Claude is right about the qualification lag, but everyone is ignoring the 'opportunity cost of capital' risk. Even if 18A yields hit parity, Intel is burning cash to build capacity for a market that might favor TSMC's proven ecosystem. If customers like AMD or Apple stick with TSMC for supply chain security, Intel’s massive capex becomes a stranded asset. The 300% rally is pricing in a 'foundry savior' that may never find sufficient market share.
"Even with 7-8% monthly yield momentum, real revenue inflection is years away without binding multi-year commitments."
Grok, your math assumes yield momentum alone unlocks revenue sooner than customers will commit. Even with 7-8% monthly gains, qualification cycles (Apple, AMD, Qualcomm) imply real revenue inflection won’t arrive until 2027 at best. The stock rally of 300% already prices in a quick catch-up that may not occur if capacity, ecosystem, and long-cycle bookings stay sparse. Without multi-year, binding volume commitments, margins stay lumpier and cash burn focused on capex.
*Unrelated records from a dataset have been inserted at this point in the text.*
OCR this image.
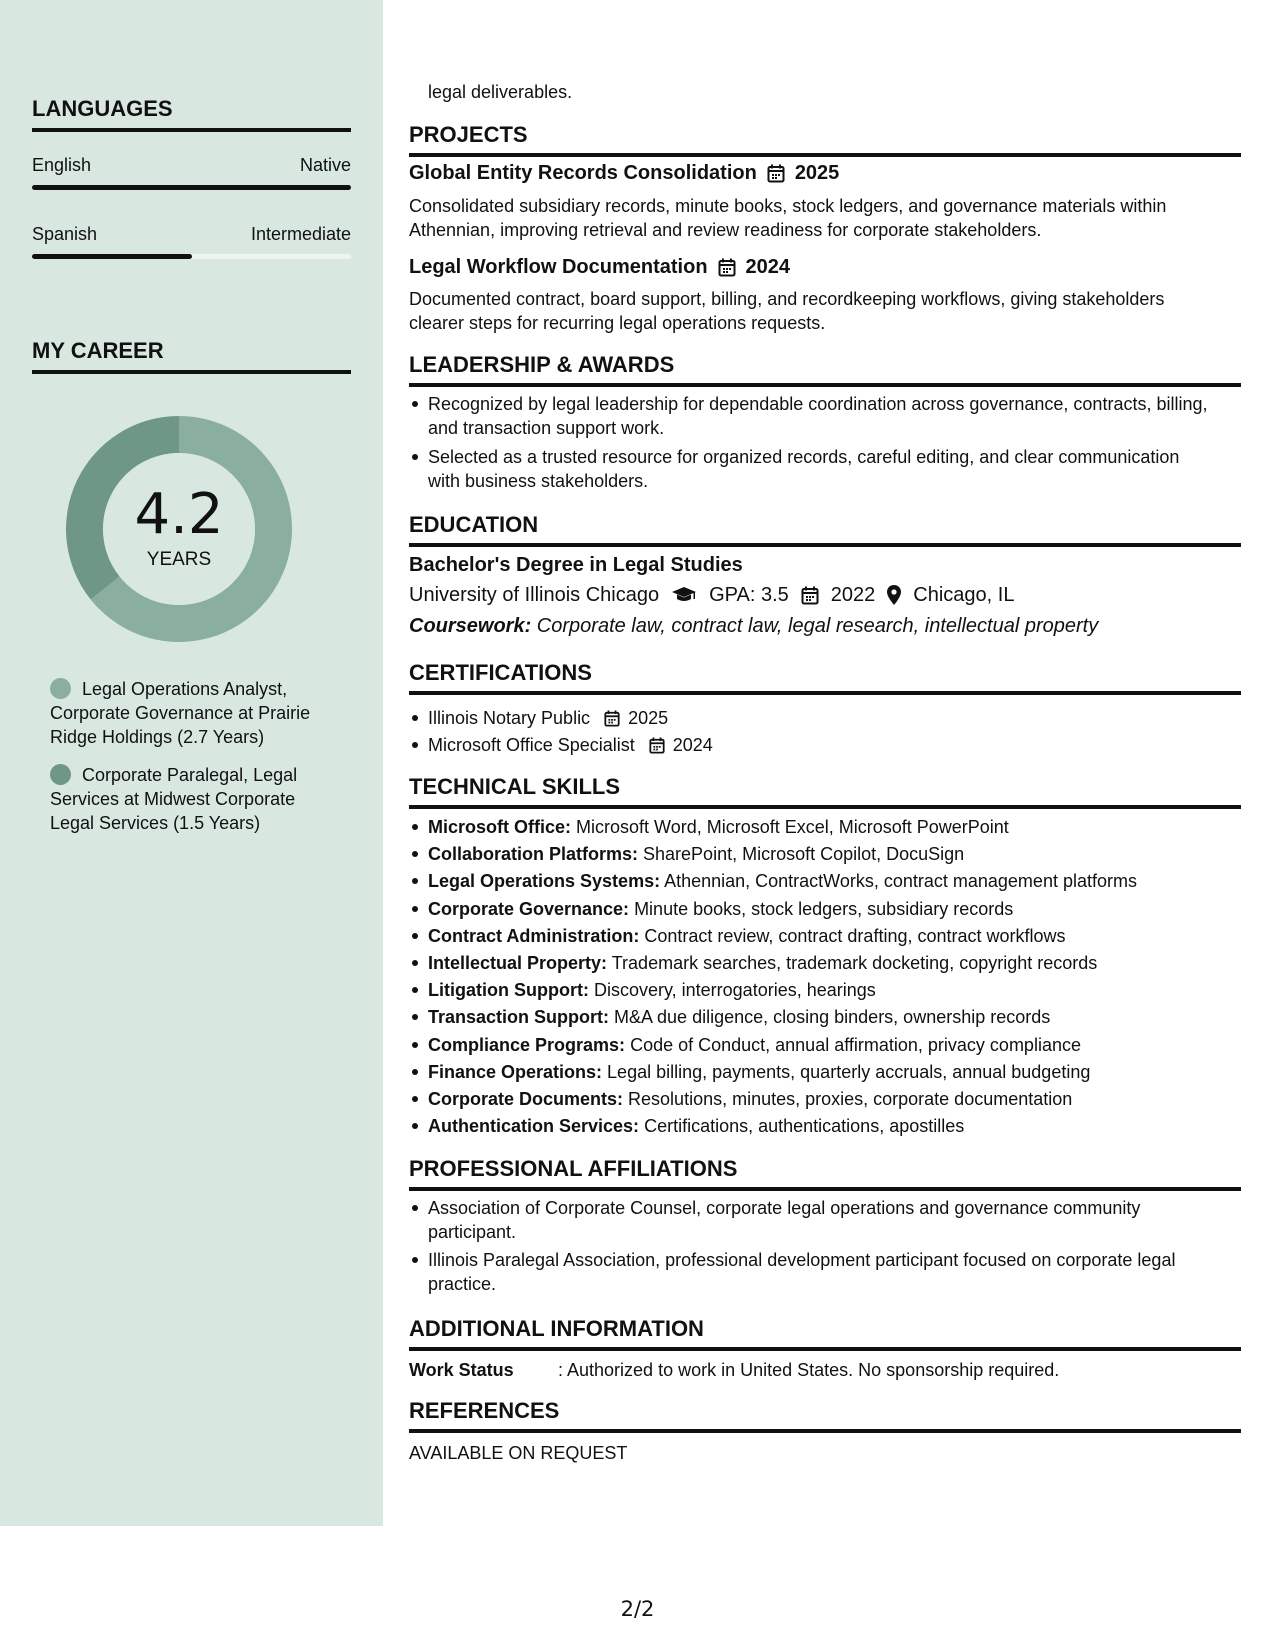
LANGUAGES
English	Native
Spanish	Intermediate
MY CAREER
4.2
YEARS
Legal Operations Analyst, Corporate Governance at Prairie Ridge Holdings (2.7 Years)
Corporate Paralegal, Legal Services at Midwest Corporate Legal Services (1.5 Years)
legal deliverables.
PROJECTS
Global Entity Records Consolidation 2025
Consolidated subsidiary records, minute books, stock ledgers, and governance materials within
Athennian, improving retrieval and review readiness for corporate stakeholders.
Legal Workflow Documentation 2024
Documented contract, board support, billing, and recordkeeping workflows, giving stakeholders
clearer steps for recurring legal operations requests.
LEADERSHIP & AWARDS
Recognized by legal leadership for dependable coordination across governance, contracts, billing,
and transaction support work.
Selected as a trusted resource for organized records, careful editing, and clear communication
with business stakeholders.
EDUCATION
Bachelor's Degree in Legal Studies
University of Illinois Chicago	GPA: 3.5 2022 Chicago, IL
Coursework: Corporate law, contract law, legal research, intellectual property
CERTIFICATIONS
Illinois Notary Public 2025
Microsoft Office Specialist 2024
TECHNICAL SKILLS
Microsoft Office: Microsoft Word, Microsoft Excel, Microsoft PowerPoint
Collaboration Platforms: SharePoint, Microsoft Copilot, DocuSign
Legal Operations Systems: Athennian, ContractWorks, contract management platforms
Corporate Governance: Minute books, stock ledgers, subsidiary records
Contract Administration: Contract review, contract drafting, contract workflows
Intellectual Property: Trademark searches, trademark docketing, copyright records
Litigation Support: Discovery, interrogatories, hearings
Transaction Support: M&A due diligence, closing binders, ownership records
Compliance Programs: Code of Conduct, annual affirmation, privacy compliance
Finance Operations: Legal billing, payments, quarterly accruals, annual budgeting
Corporate Documents: Resolutions, minutes, proxies, corporate documentation
Authentication Services: Certifications, authentications, apostilles
PROFESSIONAL AFFILIATIONS
Association of Corporate Counsel, corporate legal operations and governance community
participant.
Illinois Paralegal Association, professional development participant focused on corporate legal
practice.
ADDITIONAL INFORMATION
Work Status : Authorized to work in United States. No sponsorship required.
REFERENCES
AVAILABLE ON REQUEST
2/2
Despite Intel's reported yield gains and leadership changes, panelists remain skeptical about its foundry prospects due to long qualification cycles, customer concentration risk, and heavy capital intensity. The 300% stock rally may have priced in too much optimism.
Verifiable 7-8% monthly yield improvement on the 18A process, if it translates into stable yields and customer trust.
Long qualification cycles and customer delay in orders, potentially leading to a revenue cliff in 2028-2029.